As Rick says, this is very close. The key is to show that there are two different parse-trees for the same word in the grammar.
What you have is okay, but presenting it as a linear derivation isn't enough. For example, consider something similar to what you did, but slightly different:
$O \rightarrow OOs \rightarrow OsOOs \rightarrow rsOOs \rightarrow rsrOs \rightarrow rsrrs$
$O \rightarrow OOs \rightarrow rOs \rightarrow rsOOs \rightarrow rsrOs \rightarrow rsrrs $
At face value, these are two different derivations. However, if you look closely, you see that they only differ in the order that we expand the different terminals of the same intermediate word. So this is NOT a valid proof that the grammar is ambiguous.
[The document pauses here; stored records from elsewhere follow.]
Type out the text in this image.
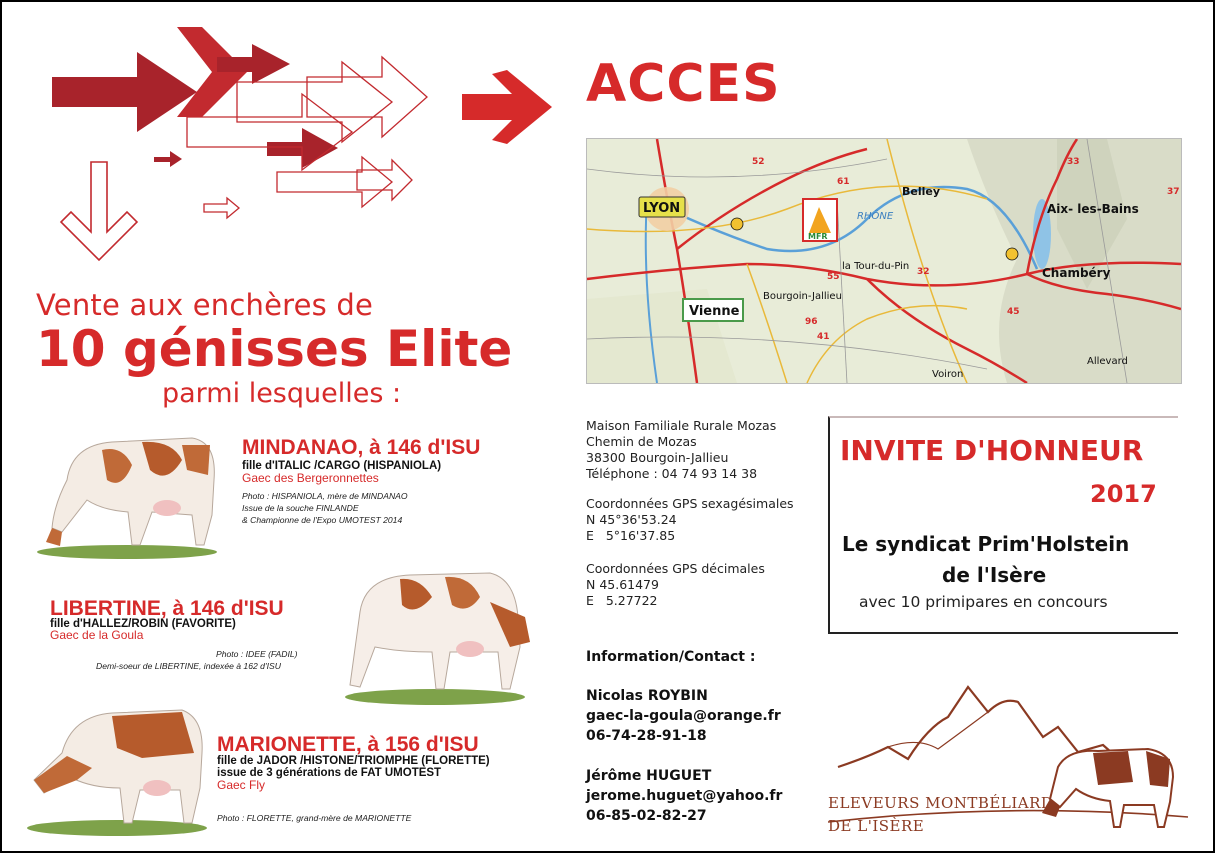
Vente aux enchères de
10 génisses Elite
parmi lesquelles :
MINDANAO, à 146 d'ISU
fille d'ITALIC /CARGO (HISPANIOLA)
Gaec des Bergeronnettes
Photo : HISPANIOLA, mère de MINDANAO
Issue de la souche FINLANDE
& Championne de l'Expo UMOTEST 2014
LIBERTINE, à 146 d'ISU
fille d'HALLEZ/ROBIN (FAVORITE)
Gaec de la Goula
Photo : IDEE (FADIL)
Demi-soeur de LIBERTINE, indexée à 162 d'ISU
MARIONETTE, à 156 d'ISU
fille de JADOR /HISTONE/TRIOMPHE (FLORETTE)
issue de 3 générations de FAT UMOTEST
Gaec Fly
Photo : FLORETTE, grand-mère de MARIONETTE
ACCES
LYON
MFR
Vienne
Belley
Aix- les-Bains
Chambéry
la Tour-du-Pin
Bourgoin-Jallieu
Voiron
Allevard
RHÔNE
52
61
55	32
41
96
33
37
45
Maison Familiale Rurale Mozas
Chemin de Mozas
38300 Bourgoin-Jallieu
Téléphone : 04 74 93 14 38
Coordonnées GPS sexagésimales
N 45°36'53.24
E   5°16'37.85
Coordonnées GPS décimales
N 45.61479
E   5.27722
Information/Contact :
Nicolas ROYBIN
gaec-la-goula@orange.fr
06-74-28-91-18
Jérôme HUGUET
jerome.huguet@yahoo.fr
06-85-02-82-27
INVITE D'HONNEUR
2017
Le syndicat Prim'Holstein
de l'Isère
avec 10 primipares en concours
ELEVEURS MONTBÉLIARD
DE L'ISÈRE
However, if we look at your original example using parse-trees, we can see that it still holds:
And the second tree:
This shows that these are actually different parses: we use a different production from the initial $O$ symbol, so we know that they are different.
An equivalent way to do this is to use the linear derivations like you do, but always put them in "left-derivative" form, where you only ever expand the left-most non-terminal. So your derivations would become:
$O \rightarrow OOs \rightarrow rOs \rightarrow rsOOs \rightarrow rsrOs \rightarrow rsrrs$
$O \rightarrow OsO \rightarrow rsO \rightarrow rsOOs \rightarrow rsrOs \rightarrow rsrrs $
In this case, there's a 1:1 correspondence between left-derivatives and parse trees, so if there are two distinct ones, you know the grammar is ambiguous.
For the "bad" example I gave, both derivations give the first parse tree, so it's not a valid proof that the grammar is ambiguous.